Through major changes in
cleaning solvents, steam machines that create almost unbearable
conditions in the summer and some events that wreaked havoc on
the family business, Clayton Cleaners has proven to be a
survivor.
"It's always been part
of our philosophy to memorize our customers' names, and
hopefully learn where they work and where they live."
Robert Poirier says. "That way, the customers know that
they aren't just a number to us." You
could say the customers are like family, but the workers are the
real thing. The third generation of founders Clayton and Beulah
Dupuis' family now manage the business. Their grandson, David
Dupuis, is the general manager while his mother, Dorothy Dupuis,
and Uncle Robert Poirier own the company.

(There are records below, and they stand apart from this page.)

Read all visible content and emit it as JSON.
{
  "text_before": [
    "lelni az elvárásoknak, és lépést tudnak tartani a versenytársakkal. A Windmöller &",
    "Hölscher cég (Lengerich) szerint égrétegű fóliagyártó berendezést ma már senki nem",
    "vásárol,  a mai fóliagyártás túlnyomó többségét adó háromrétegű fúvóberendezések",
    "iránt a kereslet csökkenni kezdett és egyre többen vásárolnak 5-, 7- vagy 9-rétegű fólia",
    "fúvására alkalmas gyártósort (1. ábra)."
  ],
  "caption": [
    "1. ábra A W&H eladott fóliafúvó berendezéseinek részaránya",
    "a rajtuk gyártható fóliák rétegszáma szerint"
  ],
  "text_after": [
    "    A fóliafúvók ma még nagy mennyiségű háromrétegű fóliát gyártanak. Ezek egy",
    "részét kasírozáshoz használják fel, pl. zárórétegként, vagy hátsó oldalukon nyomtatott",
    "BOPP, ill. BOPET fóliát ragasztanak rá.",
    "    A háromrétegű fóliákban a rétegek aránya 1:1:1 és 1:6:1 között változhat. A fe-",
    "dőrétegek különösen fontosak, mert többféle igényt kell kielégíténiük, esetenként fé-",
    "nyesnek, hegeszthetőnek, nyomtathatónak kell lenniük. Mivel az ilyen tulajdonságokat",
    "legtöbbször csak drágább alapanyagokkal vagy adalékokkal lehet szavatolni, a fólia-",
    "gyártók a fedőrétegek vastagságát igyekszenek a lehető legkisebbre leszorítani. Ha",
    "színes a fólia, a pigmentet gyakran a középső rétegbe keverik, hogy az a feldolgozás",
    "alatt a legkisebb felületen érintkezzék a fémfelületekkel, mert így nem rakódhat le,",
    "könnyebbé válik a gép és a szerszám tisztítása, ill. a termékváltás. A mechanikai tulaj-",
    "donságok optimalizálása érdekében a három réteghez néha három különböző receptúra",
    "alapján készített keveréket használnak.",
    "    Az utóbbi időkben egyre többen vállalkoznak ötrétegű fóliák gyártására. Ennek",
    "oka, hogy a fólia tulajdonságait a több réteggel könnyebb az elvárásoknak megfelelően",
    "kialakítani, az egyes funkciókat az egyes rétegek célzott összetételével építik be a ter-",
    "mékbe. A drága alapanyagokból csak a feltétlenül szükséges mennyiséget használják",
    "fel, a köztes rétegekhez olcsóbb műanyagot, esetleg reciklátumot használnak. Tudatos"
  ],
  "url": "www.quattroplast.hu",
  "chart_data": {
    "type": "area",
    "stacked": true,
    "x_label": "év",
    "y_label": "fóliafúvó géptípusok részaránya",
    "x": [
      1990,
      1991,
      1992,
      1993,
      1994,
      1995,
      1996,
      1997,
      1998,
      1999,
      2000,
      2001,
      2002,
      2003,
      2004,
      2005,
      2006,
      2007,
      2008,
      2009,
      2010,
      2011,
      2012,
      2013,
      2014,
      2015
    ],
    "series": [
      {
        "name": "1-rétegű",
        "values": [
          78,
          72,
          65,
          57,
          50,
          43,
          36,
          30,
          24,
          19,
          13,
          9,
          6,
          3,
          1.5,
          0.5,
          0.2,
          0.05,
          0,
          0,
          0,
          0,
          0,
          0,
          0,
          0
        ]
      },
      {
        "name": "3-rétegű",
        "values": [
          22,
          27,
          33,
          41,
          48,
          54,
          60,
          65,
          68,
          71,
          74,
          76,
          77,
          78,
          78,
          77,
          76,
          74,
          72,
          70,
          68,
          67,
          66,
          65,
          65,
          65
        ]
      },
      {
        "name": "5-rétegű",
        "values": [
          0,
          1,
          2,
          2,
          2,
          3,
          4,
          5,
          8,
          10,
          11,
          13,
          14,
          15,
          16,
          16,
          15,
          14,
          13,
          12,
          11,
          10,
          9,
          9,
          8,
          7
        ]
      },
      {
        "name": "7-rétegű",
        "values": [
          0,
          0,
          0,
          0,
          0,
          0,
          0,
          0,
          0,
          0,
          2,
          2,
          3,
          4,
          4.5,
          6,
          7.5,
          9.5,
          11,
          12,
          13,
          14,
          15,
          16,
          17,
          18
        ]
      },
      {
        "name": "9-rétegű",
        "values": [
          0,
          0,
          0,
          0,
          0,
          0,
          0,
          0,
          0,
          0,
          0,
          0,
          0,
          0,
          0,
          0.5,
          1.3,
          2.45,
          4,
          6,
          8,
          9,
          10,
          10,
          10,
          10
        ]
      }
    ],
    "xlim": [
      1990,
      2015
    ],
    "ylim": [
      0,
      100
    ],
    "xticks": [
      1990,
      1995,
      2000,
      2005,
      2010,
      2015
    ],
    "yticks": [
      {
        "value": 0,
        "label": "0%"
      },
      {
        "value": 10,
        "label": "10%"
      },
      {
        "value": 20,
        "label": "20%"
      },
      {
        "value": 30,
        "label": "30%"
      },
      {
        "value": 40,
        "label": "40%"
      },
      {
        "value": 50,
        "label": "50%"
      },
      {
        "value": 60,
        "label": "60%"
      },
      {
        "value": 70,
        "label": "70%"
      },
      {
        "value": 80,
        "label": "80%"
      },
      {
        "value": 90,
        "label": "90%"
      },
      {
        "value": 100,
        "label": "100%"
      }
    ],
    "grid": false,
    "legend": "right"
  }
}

Clayton
Cleaners started in 1947 when Clayton and Beaulah Dupuis both
out a small pressing and tailoring shop in Bay City after moving
from Detroit. Clayton Dupuis was actually a baker, but most of
his family lived in Bay City and owned bakeries. Not wanting to
be in competition with his other family members, he moved into
the cleaning and pressing business. The
business grew when the couple purchased dry-cleaning equipment,
and later pressing machines for men's shirts. Men's shirts are
the biggest part of the business today. Clayton's washed and
presses about 400 shirts a day, six days a week. Today,
the business is thriving. In fact, the building on Henry Street
makes some people claustrophobic, David says jokingly. Clothes
on hangers weave a maze through the back room. Huge
baskets in the front overflow with customers' laundry,
everything from leather coats to curtains.